Не гнев и даже не чувство жалости вызвало у мужчины увиденное и услышанное за прошедшие несколько минут. Гораздо более сильное желание защитить и уберечь, сказать девушке, что все хорошо и, что он отвезет ее в безопасное место. Но это было не так.

«Выкинь эту дурь из своей головы, тупица. Ты ни в чем не виноват. Мягкосердечный баран, подбери сопли с пола, не вздумай привязываться к этой девке. Она тебе никто. Ее даже за человека-то не считают. Она твое задание, – говорил себе Гудвилл, отвернувшись от L124 и уставившись на мелькающий частокол деревьев. Подушки пальцев правой руки гладили прорезиненную рукоять Глока на бедре, – не ты такой, жизнь такая. Преступник, наемник, контрабандист – вот ты кто. А никакой не герой-освободитель всея Руси, давно уже не существующей, между прочим, от гнета рабовладельцев. Трусливый контрабандист. Не придумывай ерунды. Выполни заказ и езжай домой».

Злость выжгла муки совести. Гудвилл кусал нижнюю губу и смотрел в пустоту мрака ночного леса.

– Расчетное время прибытия в Приамурский, – произнес он команду для ИИ.

– Шесть минут.

Этот электронный голос всегда был так спокоен. Иногда наемник мечтал оказаться на его месте. Он подтянул к груди колено левой ноги, оперся на него локтем левой руки и положил подбородок на жесткую ладонь, скрытую кожей перчатки. По щеке от этого привычного действия приятно разлился холод.

– Активировать режим ночного видения. Выключить дальний свет, – лениво, на автомате кинул Гудвилл.

Рассеянный свет фар угас, и мир внезапно окрасился в черно-зеленые цвета. Зеленая дорога, стволы деревьев, зеленый грунт обочины и черные тени, куда не добивали лучи инфракрасного света. Во всяком случае, теперь обзор был на двадцать метров во все четыре стороны. Наемник повертел головой – они были одни на дороге. И вновь он сложил подбородок на ладонь.

– Приамурский, – оповестил Шевроле через пять минут.

– Снизить скорость до двадцати километров в час. Передай мне управление.

Плавно, едва ощутимо, автомобиль замедлился. Гудвилл занял нормально для водителя положение. Педаль газа мягко просела на пару сантиметров вниз под подошвой кроссовка, руки держали руль ровно.

Первыми показались парочка голых фундаментов, некогда бывших чьими-то домами. Из мрака на дороге вынырнули один за другим три противотанковых ежа, установленные в паре метров друг от друга. Наемник снизил скорость еще больше и аккуратно и легко объехал их.

Сам Приамурский был маленьким городом, не имевшим ни резервации, ни собственного источника энергии. Зеленые бетонные здания смотрели на Гудвилла и L124 в их авто пустыми, зияющими чернотой окнами. На первый взгляд могло показаться, что этот город пуст, на самом деле это было не так. Люди тут были и выживали преимущественно за счет охоты и грабежа. Особенно за счет грабежа.

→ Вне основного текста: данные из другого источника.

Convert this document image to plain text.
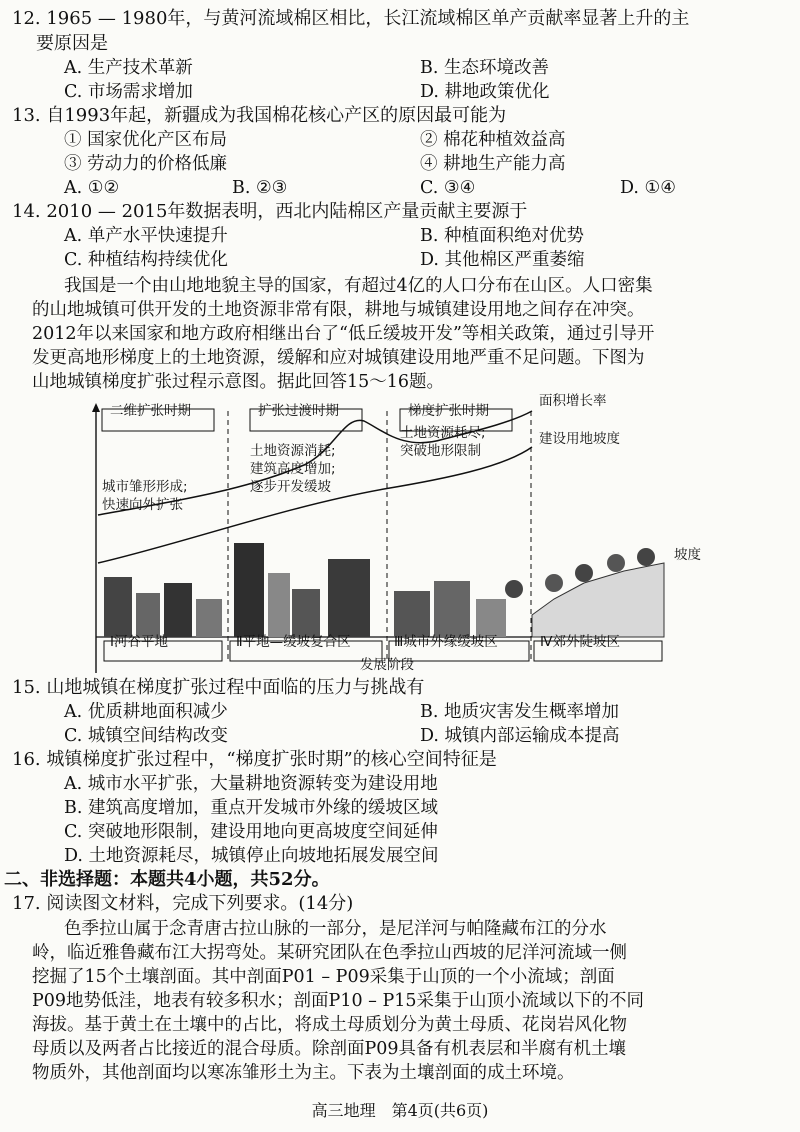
12. 1965 — 1980年，与黄河流域棉区相比，长江流域棉区单产贡献率显著上升的主
要原因是
A. 生产技术革新	B. 生态环境改善
C. 市场需求增加	D. 耕地政策优化
13. 自1993年起，新疆成为我国棉花核心产区的原因最可能为
① 国家优化产区布局	② 棉花种植效益高
③ 劳动力的价格低廉	④ 耕地生产能力高
A. ①②	B. ②③	C. ③④	D. ①④
14. 2010 — 2015年数据表明，西北内陆棉区产量贡献主要源于
A. 单产水平快速提升	B. 种植面积绝对优势
C. 种植结构持续优化	D. 其他棉区严重萎缩
我国是一个由山地地貌主导的国家，有超过4亿的人口分布在山区。人口密集
的山地城镇可供开发的土地资源非常有限，耕地与城镇建设用地之间存在冲突。
2012年以来国家和地方政府相继出台了“低丘缓坡开发”等相关政策，通过引导开
发更高地形梯度上的土地资源，缓解和应对城镇建设用地严重不足问题。下图为
山地城镇梯度扩张过程示意图。据此回答15～16题。
二维扩张时期	扩张过渡时期	梯度扩张时期
面积增长率
建设用地坡度
城市雏形形成;
快速向外扩张
土地资源消耗;
建筑高度增加;
逐步开发缓坡
土地资源耗尽;
突破地形限制
坡度
Ⅰ河谷平地	Ⅱ平地—缓坡复合区	Ⅲ城市外缘缓坡区	Ⅳ郊外陡坡区
发展阶段
15. 山地城镇在梯度扩张过程中面临的压力与挑战有
A. 优质耕地面积减少	B. 地质灾害发生概率增加
C. 城镇空间结构改变	D. 城镇内部运输成本提高
16. 城镇梯度扩张过程中，“梯度扩张时期”的核心空间特征是
A. 城市水平扩张，大量耕地资源转变为建设用地
B. 建筑高度增加，重点开发城市外缘的缓坡区域
C. 突破地形限制，建设用地向更高坡度空间延伸
D. 土地资源耗尽，城镇停止向坡地拓展发展空间
二、非选择题：本题共4小题，共52分。
17. 阅读图文材料，完成下列要求。(14分)
色季拉山属于念青唐古拉山脉的一部分，是尼洋河与帕隆藏布江的分水
岭，临近雅鲁藏布江大拐弯处。某研究团队在色季拉山西坡的尼洋河流域一侧
挖掘了15个土壤剖面。其中剖面P01 – P09采集于山顶的一个小流域；剖面
P09地势低洼，地表有较多积水；剖面P10 – P15采集于山顶小流域以下的不同
海拔。基于黄土在土壤中的占比，将成土母质划分为黄土母质、花岗岩风化物
母质以及两者占比接近的混合母质。除剖面P09具备有机表层和半腐有机土壤
物质外，其他剖面均以寒冻雏形土为主。下表为土壤剖面的成土环境。
高三地理　第4页(共6页)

– Звуковые сенсоры уловили активность в тридцати метрах на двенадцать часов, – доложил ИИ.

– Сколько?

– Три человека.

– Подъедем поближе, – контрабандист отпустил педаль газа, – заглуши двигатель.

Тихое ворчание железного сердца автомобиля тут же стихло, словно захлебнулось. По инерции они прокатились около пятнадцати метров, пока те, кого засекли сенсоры ИИ, не оказались в пределах действия встроенного в стекла режима ночного видения.

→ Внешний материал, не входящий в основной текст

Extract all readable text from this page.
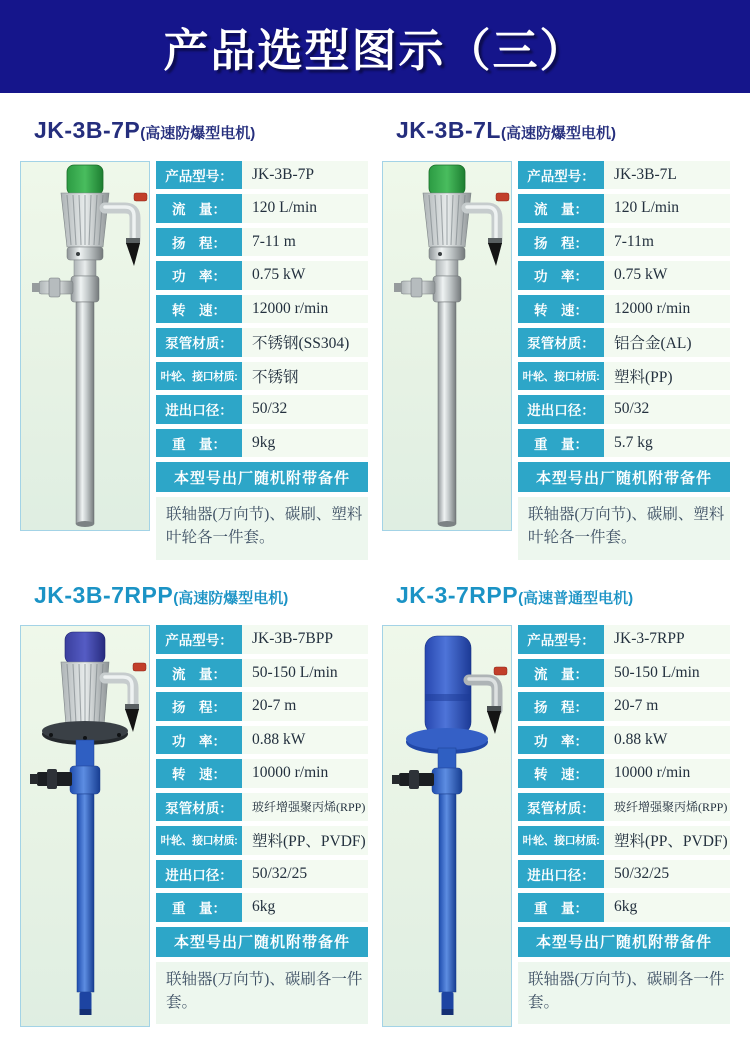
产品选型图示（三）
JK-3B-7P(高速防爆型电机)
产品型号：	JK-3B-7P
流　量：	120 L/min
扬　程：	7-11 m
功　率：	0.75 kW
转　速：	12000 r/min
泵管材质：	不锈钢(SS304)
叶轮、接口材质: 不锈钢
进出口径：	50/32
重　量：	9kg
本型号出厂随机附带备件
联轴器(万向节)、碳刷、塑料叶轮各一件套。
JK-3B-7L(高速防爆型电机)
产品型号：	JK-3B-7L
流　量：	120 L/min
扬　程：	7-11m
功　率：	0.75 kW
转　速：	12000 r/min
泵管材质：	铝合金(AL)
叶轮、接口材质: 塑料(PP)
进出口径：	50/32
重　量：	5.7 kg
本型号出厂随机附带备件
联轴器(万向节)、碳刷、塑料叶轮各一件套。
JK-3B-7RPP(高速防爆型电机)
产品型号：	JK-3B-7BPP
流　量：	50-150 L/min
扬　程：	20-7 m
功　率：	0.88 kW
转　速：	10000 r/min
泵管材质：	玻纤增强聚丙烯(RPP)
叶轮、接口材质: 塑料(PP、PVDF)
进出口径：	50/32/25
重　量：	6kg
本型号出厂随机附带备件
联轴器(万向节)、碳刷各一件套。
JK-3-7RPP(高速普通型电机)
产品型号：	JK-3-7RPP
流　量：	50-150 L/min
扬　程：	20-7 m
功　率：	0.88 kW
转　速：	10000 r/min
泵管材质：	玻纤增强聚丙烯(RPP)
叶轮、接口材质: 塑料(PP、PVDF)
进出口径：	50/32/25
重　量：	6kg
本型号出厂随机附带备件
联轴器(万向节)、碳刷各一件套。
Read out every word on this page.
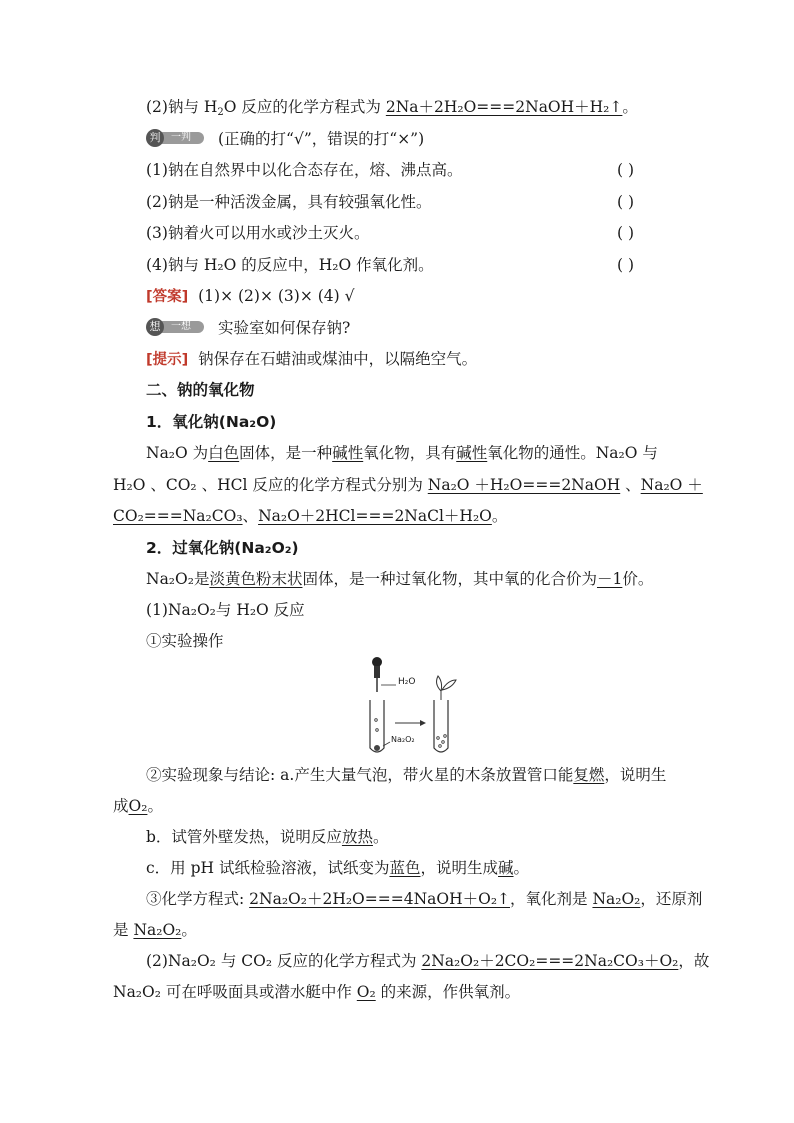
(2)钠与 $H_2O$ 反应的化学方程式为 2Na＋2H₂O===2NaOH＋H₂↑。
一判
判	(正确的打“√”，错误的打“×”)
(1)钠在自然界中以化合态存在，熔、沸点高。	( )
(2)钠是一种活泼金属，具有较强氧化性。	( )
(3)钠着火可以用水或沙土灭火。	( )
(4)钠与 H₂O 的反应中，H₂O 作氧化剂。	( )
[答案] (1)× (2)× (3)× (4) √
一想
想	实验室如何保存钠?
[提示] 钠保存在石蜡油或煤油中，以隔绝空气。
二、钠的氧化物
1．氧化钠(Na₂O)
Na₂O 为白色固体，是一种碱性氧化物，具有碱性氧化物的通性。Na₂O 与
H₂O 、CO₂ 、HCl 反应的化学方程式分别为 Na₂O ＋H₂O===2NaOH 、Na₂O ＋
CO₂===Na₂CO₃、Na₂O＋2HCl===2NaCl＋H₂O。
2．过氧化钠(Na₂O₂)
Na₂O₂是淡黄色粉末状固体，是一种过氧化物，其中氧的化合价为－1价。
(1)Na₂O₂与 H₂O 反应
①实验操作
H₂O
Na₂O₂
②实验现象与结论: a.产生大量气泡，带火星的木条放置管口能复燃，说明生
成O₂。
b．试管外壁发热，说明反应放热。
c．用 pH 试纸检验溶液，试纸变为蓝色，说明生成碱。
③化学方程式: 2Na₂O₂＋2H₂O===4NaOH＋O₂↑，氧化剂是 Na₂O₂，还原剂
是 Na₂O₂。
(2)Na₂O₂ 与 CO₂ 反应的化学方程式为 2Na₂O₂＋2CO₂===2Na₂CO₃＋O₂，故
Na₂O₂ 可在呼吸面具或潜水艇中作 O₂ 的来源，作供氧剂。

– Увеличь изображение и выведи звук.

По центру лобового стекла открылось интерактивное окно, в котором было приближенное изображение. Гудвилл отчетливо разглядел двух подростков лет шестнадцати, которые кружили вокруг взрослого мужчины. По его походке было видно, что он много выпил. Из динамиков послышался звук:

– Слышь, куда идешь? Побазарим давай, может, а? – говорил тот подросток, что маячил перед пьяницей.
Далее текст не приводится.